On May 1 of the same year the general strikes for the eight hour work day broke out in various parts of the country, involving several hundred thousand organized workers, most of whom met with disappointment and failure.

The agitation carried on during this time for the shorter work day, known as the eight hour movement, culminated on May 4, 1886, in the Haymarket riots at Chicago, and the outrageous execution of the anarchists on November 11 of the following year, a foul blot on our capitalistic civilization that will remain to damn it forever.

The murderous assaults upon peaceable meetings and the brutal clubbing of orderly workingmen by the police of Chicago at the behest of their political superiors, the tools of the capitalist class, goaded the leaders almost to desperation and led to the Haymarket massacre, a fiendish plot to silence the agitation and crush the movement for an eight hour work day which was spreading over the country; and, it must be confessed, it served for a time at least the malign purpose of the pretended supporters of “law and order.” But as certain as retributive justice pursues her course, the dragon’s teeth sown by the capitalist hand in the Haymarket tragedy, taking root in the blood of innocent workingmen, will yet spring from the pregnant soil of freedom to avenge the crimes of plutocratic tyranny and misrule.

In 1884 Laurence Gronlund published his “Co-Operative Commonwealth,” and he was doubtless right when he claimed, six years later, that this work had contributed its full share to the spread of Socialism. Gronlund said that as late as 1880 he could count all the native American Socialists on the fingers of one hand. When the patient labors, the bitter poverty and shocking privations of this pioneer Socialist are taken into account, his untimely and almost tragic death seems to have been, after all, a blessed balm to his weary soul. He gave his life to civilize the world and was rewarded with suffering and death.

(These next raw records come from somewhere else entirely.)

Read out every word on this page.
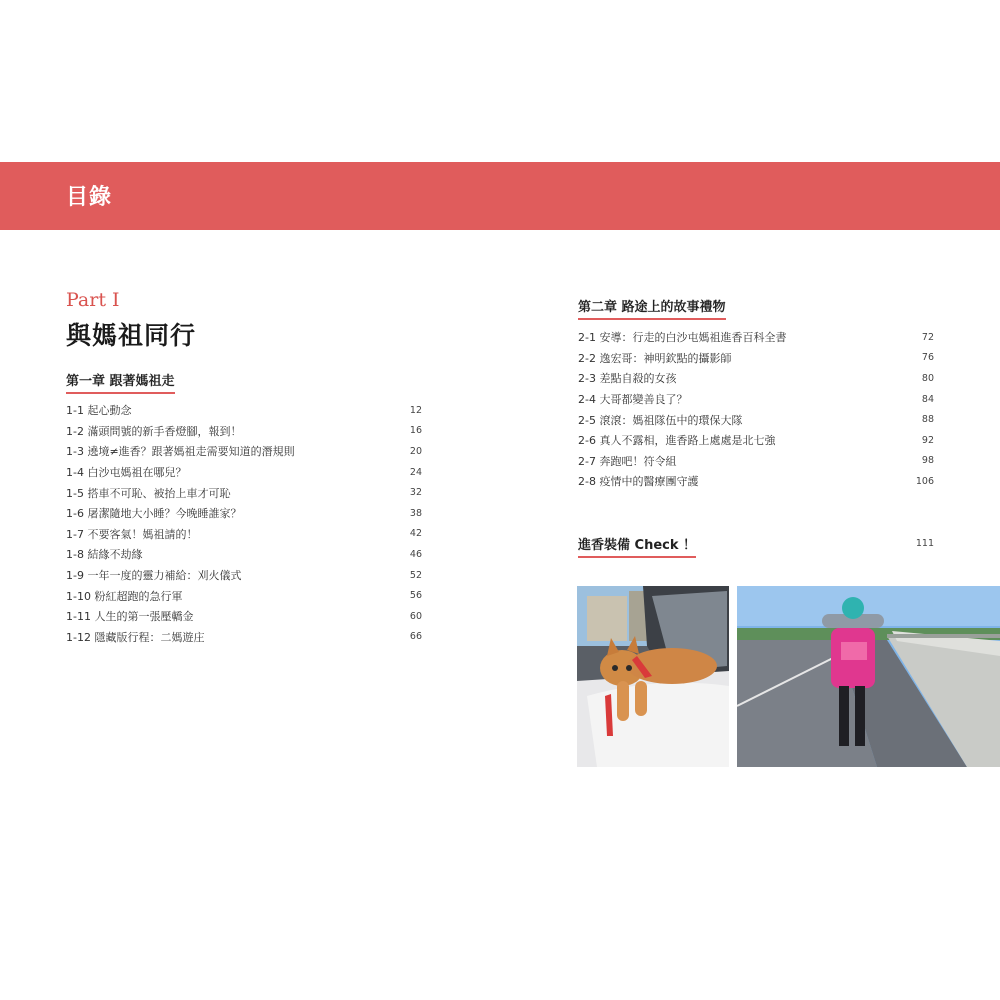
目錄
Part I
與媽祖同行
第一章 跟著媽祖走
1-1 起心動念	12
1-2 滿頭問號的新手香燈腳，報到！	16
1-3 遶境≠進香？跟著媽祖走需要知道的潛規則	20
1-4 白沙屯媽祖在哪兒？	24
1-5 搭車不可恥、被抬上車才可恥	32
1-6 屠潔隨地大小睡？今晚睡誰家？	38
1-7 不要客氣！媽祖請的！	42
1-8 結緣不劫緣	46
1-9 一年一度的靈力補給：刈火儀式	52
1-10 粉紅超跑的急行軍	56
1-11 人生的第一張壓轎金	60
1-12 隱藏版行程：二媽遊庄	66
第二章 路途上的故事禮物
2-1 安導：行走的白沙屯媽祖進香百科全書	72
2-2 逸宏哥：神明欽點的攝影師	76
2-3 差點自殺的女孩	80
2-4 大哥都變善良了？	84
2-5 滾滾：媽祖隊伍中的環保大隊	88
2-6 真人不露相，進香路上處處是北七強	92
2-7 奔跑吧！符令組	98
2-8 疫情中的醫療團守護	106
進香裝備 Check ！	111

Four years after Gronlund’s “Co-Operative Commonwealth” appeared, in 1888, Edward Bellamy published his “Looking Backward,” and it had a most wonderful effect upon the people. He struck a responsive popular chord and his name was upon every tongue. The editions ran into the hundreds of thousands and the people were profoundly stirred by what was called the vision of a poetic dreamer. Although not an exposition of scientific socialism, Bellamy’s social romance, “Looking Backward,” with its sequel, “Equality,” were valuable and timely contributions to the literature of Socialism and not only aroused the people but started many on the road to the revolutionary movement. The quick and wide response to the author’s plea for a social readjustment evinced not only the discontent of the people, but their eager readiness to grasp at anything that might give promise of escape from the poverty, the insecurity, the daily horrors of the existing order. Thousands were moved to study the question by the books of Bellamy and thus became Socialists and found their way into the Socialist movement.

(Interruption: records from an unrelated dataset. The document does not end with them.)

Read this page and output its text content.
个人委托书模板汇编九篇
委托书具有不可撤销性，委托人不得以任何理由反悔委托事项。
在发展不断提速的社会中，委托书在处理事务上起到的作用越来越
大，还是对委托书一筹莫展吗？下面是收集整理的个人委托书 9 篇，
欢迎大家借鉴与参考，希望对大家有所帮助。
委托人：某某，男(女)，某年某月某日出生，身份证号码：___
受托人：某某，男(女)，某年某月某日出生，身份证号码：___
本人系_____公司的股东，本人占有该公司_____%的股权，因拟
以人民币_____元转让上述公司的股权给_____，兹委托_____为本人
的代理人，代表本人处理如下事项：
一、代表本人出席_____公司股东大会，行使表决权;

In February, 1888, the strike occurred on the Burlington system, involving all its engineers and firemen and some of its brakemen and switchmen. P. M. Arthur, then grand chief of the Brotherhood of Locomotive Engineers, was threatened with federal court proceedings on account of a boycott which had been placed upon the C., B. & Q. cars and was so effective that it looked as if a complete tie-up of traffic would result from it. The boycott was raised and the strike began to wane. But the contest continued almost a year and it cost the brotherhoods fully two million dollars. At last, however, the strikers were exhausted and compelled to yield to total defeat.

Thus was it proved by the loss of another great railroad strike—not one of which was ever won by the brotherhoods—that when the supreme test of strength comes the railway unions are always crushed by the railway corporations.